IBS is a functional motility disease affecting the large and small intestines without causing real structural damage to the intestines. This condition is usually not dangerous and does not lead to more extreme diseases such as malignancy (however, there might be a relationship between IBS and the beginning of diverticulosis). Knowing the factors that aggravate the condition and knowing how to control the stressors can bring about positive outcomes.
Factors that cause and aggravate IBS include hormones, drugs, diet, or, emotional stresses such as resentment, anxiety, obsessive-compulsive behavior, hysteria, and depression. Typical psychosocial situations related to IBS are excessive anxiety over daily matters, over worrying, death of a loved one, or marital discord. IBS is a condition that affects people around the ages of 20 to 40 and affects women more than men (3:1 to men). Some experts believe that aggressive childhood toilet training can result in people who are fastidious, punctual, narrow minded and who suffer from severe bowel problems.
General Eating Principles for IBS Sufferers:
• Select the proper food combinations: avoid a combination of protein, sugar, starch.
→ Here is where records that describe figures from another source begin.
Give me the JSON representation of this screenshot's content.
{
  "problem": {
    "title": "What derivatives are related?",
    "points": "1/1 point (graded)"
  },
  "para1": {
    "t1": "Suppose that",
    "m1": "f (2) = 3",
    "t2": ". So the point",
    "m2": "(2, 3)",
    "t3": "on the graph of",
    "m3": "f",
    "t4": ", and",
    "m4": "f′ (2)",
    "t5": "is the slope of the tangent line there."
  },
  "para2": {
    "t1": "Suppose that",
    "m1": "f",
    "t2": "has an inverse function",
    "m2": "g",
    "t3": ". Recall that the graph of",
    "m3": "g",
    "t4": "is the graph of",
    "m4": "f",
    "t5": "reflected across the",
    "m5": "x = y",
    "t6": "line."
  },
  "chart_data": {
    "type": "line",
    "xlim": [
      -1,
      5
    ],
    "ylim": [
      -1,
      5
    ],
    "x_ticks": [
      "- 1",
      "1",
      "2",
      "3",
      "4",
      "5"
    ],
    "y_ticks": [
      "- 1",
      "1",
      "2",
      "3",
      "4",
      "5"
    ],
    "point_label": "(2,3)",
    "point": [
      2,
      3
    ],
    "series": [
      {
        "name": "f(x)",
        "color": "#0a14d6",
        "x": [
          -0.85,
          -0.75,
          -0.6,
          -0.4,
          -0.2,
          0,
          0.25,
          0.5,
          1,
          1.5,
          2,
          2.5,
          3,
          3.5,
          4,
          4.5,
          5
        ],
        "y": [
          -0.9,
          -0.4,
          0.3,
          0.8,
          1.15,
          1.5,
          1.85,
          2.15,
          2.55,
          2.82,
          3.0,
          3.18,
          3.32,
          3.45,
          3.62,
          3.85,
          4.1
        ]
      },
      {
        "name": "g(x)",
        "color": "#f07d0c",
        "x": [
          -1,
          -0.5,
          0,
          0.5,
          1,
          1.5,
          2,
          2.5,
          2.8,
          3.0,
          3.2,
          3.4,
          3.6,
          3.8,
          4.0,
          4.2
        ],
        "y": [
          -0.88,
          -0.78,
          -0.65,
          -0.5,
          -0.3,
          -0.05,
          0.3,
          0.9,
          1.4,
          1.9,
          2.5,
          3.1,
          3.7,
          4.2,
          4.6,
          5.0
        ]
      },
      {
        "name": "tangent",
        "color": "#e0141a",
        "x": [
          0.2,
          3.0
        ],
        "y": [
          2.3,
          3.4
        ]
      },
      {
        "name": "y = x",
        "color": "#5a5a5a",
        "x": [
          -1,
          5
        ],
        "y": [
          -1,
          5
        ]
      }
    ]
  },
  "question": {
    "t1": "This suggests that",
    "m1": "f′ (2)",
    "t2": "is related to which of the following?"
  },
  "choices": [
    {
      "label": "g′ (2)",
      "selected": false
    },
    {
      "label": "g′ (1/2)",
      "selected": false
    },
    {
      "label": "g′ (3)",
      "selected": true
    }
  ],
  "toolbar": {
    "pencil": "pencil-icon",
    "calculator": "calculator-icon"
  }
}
Also avoid consuming several kinds of foods at one time. Eat just one kind of starch per meal. Instead of raw vegetables, consume steamed vegetables.
• Slowly eat your foods. Chew your foods well. Never eat while watching TV or reading and eat in a peaceful atmosphere
• Consume a high fiber diet and foods with high complex carbohydrates
• Rice porridge, banana, ripe peaches minus the skin, applesauce, grated raw apple, papaya, grated raw apple, papaya, steamed squash and zucchini, flax seed tea, figs, pumpkin, squash, mashed and steamed parsnips, okra, cooked carrots, and potato broth.
• Flax seed powder, psyllium seed powder, slippery elm gruel, miso soup
• Foods rich in water-soluble fiber: Some IBS sufferers may benefit from fiber. The following are that have fiber that are less likely to provide sensitivity reactions and the likeliest to provide benefits – vegetables, brown rice, legumes, oat bran, guar gum, pectin, flax seed, rye, barley, and psyllium seed husks. In most cases wheat bran usually exacerbates the condition and is ineffective in lessening inflammation and irritation.
• Foods rich in omega-6 and omega-3 fatty acids: flaxseed oil, black currant, oil, evening primrose oil, cold water fish, seed oils, and vegetable, nut.
Foods Not Recommended for IBS Sufferers
Despite the fact that real food allergies occur less than previously claimed, the occurrence of food intolerance or sensitivities IBS sufferers seems to be substantial with the reduction of symptoms when the food in question is removed from the diet; some scientists think that the aggravations caused by food reactions are likelier to happen when at least 3.5 oz. of the harmful food is consumed on every day.
Foods that most commonly provoke IBS symptoms include foods that contain carrageenan, dairy, corn, and wheat. Other foods to avoid include salty foods, rich foods, fatty foods, spicy foods, hot sauces, alcohol, oranges, caffeine, coffee, legumes, soybeans, corn, processed and refined foods, sweet foods, sugar, meat, and peanuts.
One of the most important components in an IBS comprehensive treatment program is obviously diet. Stress releasing techniques, herbal therapies, acupuncture and other modes of treatment all help promote the normal functioning of the digestive tract. People will be deprived of the quality and energy in life without a properly functioning digestive system.